One of the most important things you can do, for you and your family, and as a homeowner or landlord, is to ensure your home’s wiring is well maintained. Full or partial house rewiring probably isn’t something you have on your home improvement wish-list, but safety must always come first.
Your home and its electrical wiring should be safe, compliant, and future-proof.
The risks of ignoring the state of your wiring are significant, with potential hazards including fire or electrocution, which can both be fatal. Aside from the perks and peace of mind of knowing your family is safe, house rewiring will increase your property’s value and saleability, particularly if it has a few years on it.
When Do You Need Electrical Rewiring?
You may need house rewiring if your home and wires are old, faulty, or need alterations or additions.
Old or faulty: House rewiring is often needed for homes that are 25 years of age or older. The work carried out by a qualified electrician will bring the wiring up to standards and reach the level dictated in building regulation.
Alterations or additions: Wiring that does not meet standards is often uncovered when you add a circuit or wiring to your existing system or when you add an extension to your home. If you make home improvements, such as an attic conversion or adding a garage, then house rewiring may be required under building regulations. An electrician will test existing wiring to ensure it is rated for any new electrical load.
The tell-tale signs that you might need a full or partial electrical rewire include:
- Old style fuse box
- A mix of light switches and plug sockets
- Fuses keep blowing
- Lights flicker
- Plugs and sockets are discoloured
- Burning smells
- Buzzing or crackling sounds
- Fabric, lead, or rubber insulated wire
How Do You Rewire A House?
Rewiring of a house begins with a full assessment and EICR safety test. The rewiring work may include replacing wires, installing a new fuse box (consumer unit), fitting new back boxes for switches and sockets, adding new sockets if required or desired, and bring earthing up to current requirements.
Existing wiring will run under your floors and through your walls.

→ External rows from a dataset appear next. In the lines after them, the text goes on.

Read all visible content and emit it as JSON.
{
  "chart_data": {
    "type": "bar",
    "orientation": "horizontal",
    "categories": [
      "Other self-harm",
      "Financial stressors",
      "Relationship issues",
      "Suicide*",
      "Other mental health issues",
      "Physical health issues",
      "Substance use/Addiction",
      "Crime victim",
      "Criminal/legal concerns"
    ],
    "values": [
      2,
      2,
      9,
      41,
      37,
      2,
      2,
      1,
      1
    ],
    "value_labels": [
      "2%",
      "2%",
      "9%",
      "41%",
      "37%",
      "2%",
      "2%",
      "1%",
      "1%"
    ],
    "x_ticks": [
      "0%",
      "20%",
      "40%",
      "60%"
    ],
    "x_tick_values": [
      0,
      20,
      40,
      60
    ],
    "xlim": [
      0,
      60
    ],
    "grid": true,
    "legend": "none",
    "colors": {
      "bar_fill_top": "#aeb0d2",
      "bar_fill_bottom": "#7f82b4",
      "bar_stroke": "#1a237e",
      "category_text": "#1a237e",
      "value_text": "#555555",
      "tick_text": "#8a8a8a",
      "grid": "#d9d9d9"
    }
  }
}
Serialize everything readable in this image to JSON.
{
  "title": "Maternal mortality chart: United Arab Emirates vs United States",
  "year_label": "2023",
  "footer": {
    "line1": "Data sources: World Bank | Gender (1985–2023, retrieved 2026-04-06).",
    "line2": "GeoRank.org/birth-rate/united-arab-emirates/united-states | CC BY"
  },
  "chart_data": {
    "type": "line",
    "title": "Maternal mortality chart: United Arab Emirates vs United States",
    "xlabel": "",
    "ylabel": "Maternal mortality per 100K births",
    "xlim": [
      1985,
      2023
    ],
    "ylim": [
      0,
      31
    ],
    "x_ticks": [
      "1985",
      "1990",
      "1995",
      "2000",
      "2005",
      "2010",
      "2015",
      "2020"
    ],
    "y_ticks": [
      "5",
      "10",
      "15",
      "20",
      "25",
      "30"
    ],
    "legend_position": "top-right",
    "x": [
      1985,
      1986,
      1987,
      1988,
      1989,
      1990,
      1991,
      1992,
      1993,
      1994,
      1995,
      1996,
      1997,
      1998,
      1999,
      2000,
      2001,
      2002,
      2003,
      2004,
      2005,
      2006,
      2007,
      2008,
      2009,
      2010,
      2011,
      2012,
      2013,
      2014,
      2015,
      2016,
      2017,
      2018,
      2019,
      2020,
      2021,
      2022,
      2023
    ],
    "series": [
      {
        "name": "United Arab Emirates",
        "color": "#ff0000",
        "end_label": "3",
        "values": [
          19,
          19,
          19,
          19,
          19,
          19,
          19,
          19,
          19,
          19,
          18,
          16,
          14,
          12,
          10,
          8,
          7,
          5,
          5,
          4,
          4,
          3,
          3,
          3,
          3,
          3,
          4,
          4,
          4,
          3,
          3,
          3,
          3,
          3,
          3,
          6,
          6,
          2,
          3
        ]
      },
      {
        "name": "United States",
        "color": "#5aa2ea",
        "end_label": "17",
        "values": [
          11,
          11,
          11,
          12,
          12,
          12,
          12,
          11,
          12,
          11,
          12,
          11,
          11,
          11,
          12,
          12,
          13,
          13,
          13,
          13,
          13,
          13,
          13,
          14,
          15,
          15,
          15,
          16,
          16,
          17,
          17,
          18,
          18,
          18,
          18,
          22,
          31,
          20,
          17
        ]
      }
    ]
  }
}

This means that floorboards may need to be lifted, and walls may need to be drilled into.
Stage one of rewiring includes laying the initial wiring and back boxes. Stage two includes adding the light fittings, switches, and sockets, with wiring connected to the new consumer unit.
If a renovation or extension is underway, initial wiring (first fix) is installed before plasterboarding and decorating, typically at the same time as plumbing.
In all cases, the cost to rewire a house will be discussed before rewiring begins.